We examined the intestinal delivery of conjugated linoleic acids (CLA) given in their triacylglycerol form in the mesenteric lymph of rats. Emulsions containing a mixture of the trilinolein/triester of CLA (9:1) and a tri-[1-(14)C]-linoleyl-sn-glycerol tracer were administered by force-feeding. Lymph was collected over two time periods (0-6 and 6-24 h), and the apparent recovery of CLA was determined relative to that of [1-(14)C]-18:2(n-6). A mixture of CLA-triester/trilinolein (1:9), trilinolein or CLA-triester was separately subjected to pancreatic lipase hydrolysis in vitro to determine whether the lymphatic recovery of CLA was correlated with the initial step of digestion.
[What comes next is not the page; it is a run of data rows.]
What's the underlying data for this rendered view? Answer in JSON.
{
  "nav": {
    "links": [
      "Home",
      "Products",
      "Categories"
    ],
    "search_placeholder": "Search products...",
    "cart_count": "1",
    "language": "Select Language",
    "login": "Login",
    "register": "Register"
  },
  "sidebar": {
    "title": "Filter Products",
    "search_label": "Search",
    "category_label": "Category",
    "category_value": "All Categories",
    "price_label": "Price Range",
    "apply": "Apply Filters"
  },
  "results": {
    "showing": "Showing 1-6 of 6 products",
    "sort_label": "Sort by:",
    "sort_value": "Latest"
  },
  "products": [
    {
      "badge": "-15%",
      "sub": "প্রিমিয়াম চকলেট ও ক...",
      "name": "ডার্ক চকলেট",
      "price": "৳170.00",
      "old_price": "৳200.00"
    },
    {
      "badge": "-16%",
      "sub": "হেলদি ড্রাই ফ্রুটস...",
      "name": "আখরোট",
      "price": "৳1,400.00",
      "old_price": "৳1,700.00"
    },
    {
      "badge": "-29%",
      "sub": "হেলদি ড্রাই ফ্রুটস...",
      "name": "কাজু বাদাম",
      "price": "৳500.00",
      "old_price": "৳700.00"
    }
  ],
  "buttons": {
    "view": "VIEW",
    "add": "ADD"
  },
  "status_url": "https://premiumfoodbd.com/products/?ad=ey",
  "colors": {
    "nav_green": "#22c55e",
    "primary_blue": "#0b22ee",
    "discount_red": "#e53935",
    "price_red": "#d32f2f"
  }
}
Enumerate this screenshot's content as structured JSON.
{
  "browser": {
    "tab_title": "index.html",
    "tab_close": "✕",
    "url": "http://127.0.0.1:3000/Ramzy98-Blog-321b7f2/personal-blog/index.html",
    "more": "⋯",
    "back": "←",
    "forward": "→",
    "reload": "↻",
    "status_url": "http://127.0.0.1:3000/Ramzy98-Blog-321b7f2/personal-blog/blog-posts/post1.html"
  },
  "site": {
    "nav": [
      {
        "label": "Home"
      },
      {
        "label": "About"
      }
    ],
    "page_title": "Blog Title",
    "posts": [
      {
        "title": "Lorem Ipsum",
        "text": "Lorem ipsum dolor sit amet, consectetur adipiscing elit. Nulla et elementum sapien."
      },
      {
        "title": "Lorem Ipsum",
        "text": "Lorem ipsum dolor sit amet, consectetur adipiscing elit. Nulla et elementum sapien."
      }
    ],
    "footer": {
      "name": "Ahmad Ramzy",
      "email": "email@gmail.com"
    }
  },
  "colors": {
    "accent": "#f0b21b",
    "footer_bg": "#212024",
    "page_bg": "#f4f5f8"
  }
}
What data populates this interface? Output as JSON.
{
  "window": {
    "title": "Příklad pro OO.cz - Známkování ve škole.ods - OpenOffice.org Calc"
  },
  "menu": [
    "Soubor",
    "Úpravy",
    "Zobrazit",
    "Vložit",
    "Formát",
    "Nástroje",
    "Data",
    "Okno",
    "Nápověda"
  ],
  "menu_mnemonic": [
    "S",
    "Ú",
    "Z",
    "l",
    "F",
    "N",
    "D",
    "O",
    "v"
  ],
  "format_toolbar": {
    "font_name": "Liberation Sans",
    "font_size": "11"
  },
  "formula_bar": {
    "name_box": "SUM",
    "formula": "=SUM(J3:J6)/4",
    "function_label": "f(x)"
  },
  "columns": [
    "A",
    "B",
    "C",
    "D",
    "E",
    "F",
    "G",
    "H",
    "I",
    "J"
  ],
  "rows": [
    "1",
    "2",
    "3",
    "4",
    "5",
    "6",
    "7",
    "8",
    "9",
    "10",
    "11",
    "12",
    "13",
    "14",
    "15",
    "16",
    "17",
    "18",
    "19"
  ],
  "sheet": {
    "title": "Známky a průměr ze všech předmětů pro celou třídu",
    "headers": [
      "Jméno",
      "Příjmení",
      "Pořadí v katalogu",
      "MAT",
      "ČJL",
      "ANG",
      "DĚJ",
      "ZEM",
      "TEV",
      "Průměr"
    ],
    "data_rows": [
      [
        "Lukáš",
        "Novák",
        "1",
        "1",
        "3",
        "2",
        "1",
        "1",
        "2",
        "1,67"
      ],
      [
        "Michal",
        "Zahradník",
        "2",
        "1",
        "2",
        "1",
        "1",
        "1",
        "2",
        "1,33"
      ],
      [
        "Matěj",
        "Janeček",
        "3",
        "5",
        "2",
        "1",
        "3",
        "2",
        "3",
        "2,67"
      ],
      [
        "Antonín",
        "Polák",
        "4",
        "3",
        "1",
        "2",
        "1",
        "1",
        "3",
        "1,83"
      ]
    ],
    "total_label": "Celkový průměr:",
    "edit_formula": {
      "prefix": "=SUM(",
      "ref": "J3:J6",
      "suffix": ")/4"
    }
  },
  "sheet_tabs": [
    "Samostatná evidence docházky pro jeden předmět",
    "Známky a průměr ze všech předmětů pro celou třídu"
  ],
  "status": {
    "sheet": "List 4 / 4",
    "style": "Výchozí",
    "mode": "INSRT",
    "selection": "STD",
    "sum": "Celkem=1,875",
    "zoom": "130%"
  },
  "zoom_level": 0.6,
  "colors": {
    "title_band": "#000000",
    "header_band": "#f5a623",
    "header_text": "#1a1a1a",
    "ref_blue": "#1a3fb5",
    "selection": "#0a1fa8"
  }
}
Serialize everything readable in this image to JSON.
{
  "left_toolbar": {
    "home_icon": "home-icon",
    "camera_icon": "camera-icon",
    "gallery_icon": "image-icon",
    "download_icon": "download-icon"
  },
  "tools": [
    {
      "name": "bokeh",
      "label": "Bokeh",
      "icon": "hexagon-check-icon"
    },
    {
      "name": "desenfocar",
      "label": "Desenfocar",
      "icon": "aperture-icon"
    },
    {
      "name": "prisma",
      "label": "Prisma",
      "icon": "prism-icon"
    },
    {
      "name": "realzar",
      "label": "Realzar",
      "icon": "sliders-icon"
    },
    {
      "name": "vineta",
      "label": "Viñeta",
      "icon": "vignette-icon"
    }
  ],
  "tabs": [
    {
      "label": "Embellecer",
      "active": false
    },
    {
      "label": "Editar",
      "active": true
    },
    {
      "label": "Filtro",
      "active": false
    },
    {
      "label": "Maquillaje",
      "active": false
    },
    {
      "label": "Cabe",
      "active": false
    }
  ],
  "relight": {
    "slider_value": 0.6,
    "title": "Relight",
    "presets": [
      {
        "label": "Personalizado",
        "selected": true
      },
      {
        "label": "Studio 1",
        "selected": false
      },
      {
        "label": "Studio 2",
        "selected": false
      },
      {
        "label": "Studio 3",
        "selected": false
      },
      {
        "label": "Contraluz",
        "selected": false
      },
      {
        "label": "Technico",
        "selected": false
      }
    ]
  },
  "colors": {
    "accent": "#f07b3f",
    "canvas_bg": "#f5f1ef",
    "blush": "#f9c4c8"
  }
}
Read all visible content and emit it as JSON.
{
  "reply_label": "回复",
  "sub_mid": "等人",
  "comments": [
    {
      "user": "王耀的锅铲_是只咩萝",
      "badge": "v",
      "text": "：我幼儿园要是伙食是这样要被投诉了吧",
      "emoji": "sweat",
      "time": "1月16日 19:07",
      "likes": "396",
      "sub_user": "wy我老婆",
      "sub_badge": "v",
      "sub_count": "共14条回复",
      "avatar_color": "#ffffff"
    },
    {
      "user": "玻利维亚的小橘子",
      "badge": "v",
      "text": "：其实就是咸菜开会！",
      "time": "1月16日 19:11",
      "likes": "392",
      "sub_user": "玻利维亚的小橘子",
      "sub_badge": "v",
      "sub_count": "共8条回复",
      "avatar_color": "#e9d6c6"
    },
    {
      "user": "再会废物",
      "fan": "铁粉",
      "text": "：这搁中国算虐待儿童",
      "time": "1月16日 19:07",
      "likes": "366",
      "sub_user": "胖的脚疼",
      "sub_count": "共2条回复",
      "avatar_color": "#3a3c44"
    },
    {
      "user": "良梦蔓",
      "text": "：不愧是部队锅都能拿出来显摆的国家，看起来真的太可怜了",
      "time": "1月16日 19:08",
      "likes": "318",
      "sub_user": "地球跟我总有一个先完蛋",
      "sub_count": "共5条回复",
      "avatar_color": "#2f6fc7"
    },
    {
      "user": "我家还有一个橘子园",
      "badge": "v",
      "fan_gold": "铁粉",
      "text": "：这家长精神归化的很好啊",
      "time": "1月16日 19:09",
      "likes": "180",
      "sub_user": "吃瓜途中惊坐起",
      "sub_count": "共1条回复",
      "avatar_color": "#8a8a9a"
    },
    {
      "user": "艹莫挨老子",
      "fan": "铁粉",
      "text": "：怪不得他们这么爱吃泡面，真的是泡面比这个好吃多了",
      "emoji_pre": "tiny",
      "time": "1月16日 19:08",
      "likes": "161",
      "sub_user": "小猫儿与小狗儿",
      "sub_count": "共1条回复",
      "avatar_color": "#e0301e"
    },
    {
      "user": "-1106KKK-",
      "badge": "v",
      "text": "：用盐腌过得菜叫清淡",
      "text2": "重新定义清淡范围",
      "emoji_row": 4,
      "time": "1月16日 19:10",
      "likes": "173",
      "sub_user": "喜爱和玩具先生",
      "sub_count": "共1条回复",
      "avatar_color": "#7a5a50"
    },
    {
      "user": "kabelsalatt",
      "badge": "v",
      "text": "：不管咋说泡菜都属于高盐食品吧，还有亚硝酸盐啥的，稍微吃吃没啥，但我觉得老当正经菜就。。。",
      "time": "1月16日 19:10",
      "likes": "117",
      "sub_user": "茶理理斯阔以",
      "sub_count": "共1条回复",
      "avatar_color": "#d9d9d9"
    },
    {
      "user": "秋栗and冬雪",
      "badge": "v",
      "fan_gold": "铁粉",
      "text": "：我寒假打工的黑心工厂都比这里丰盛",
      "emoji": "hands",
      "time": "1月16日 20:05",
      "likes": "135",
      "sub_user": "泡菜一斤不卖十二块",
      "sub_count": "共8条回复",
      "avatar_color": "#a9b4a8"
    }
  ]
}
Lymphatic recovery of CLA was similar to that of 18:2(n-6) (95.6+/-9.0% of the linoleic acid recovery), and isomer repartition was similar in lymph and in the oil fed, indicating that all the CLA isomers were equally absorbed by the enterocytes. Unexpectedly, the in vitro release of CLA into the absorbable forms (free fatty acids and 2-monoacyl-sn-glycerol) was consistently lower than that of 18:2(n-6). Moreover, the 9c, 11t-isomer of CLA was also released faster into the absorbable forms than its 10t,12c homolog (P = 0.05). We cannot ascribe a distinct cellular accumulation or a difference in the biological effects of different CLA isomers on the ground of a selective intestinal absorbability. Also, the physiological conditions prevailing in vivo in the digestive tract are likely to overcome the relative resistance of CLA ester bonds to pancreatic lipase hydrolysis and allow a lymphatic recovery of CLA similar to that of linoleic acid.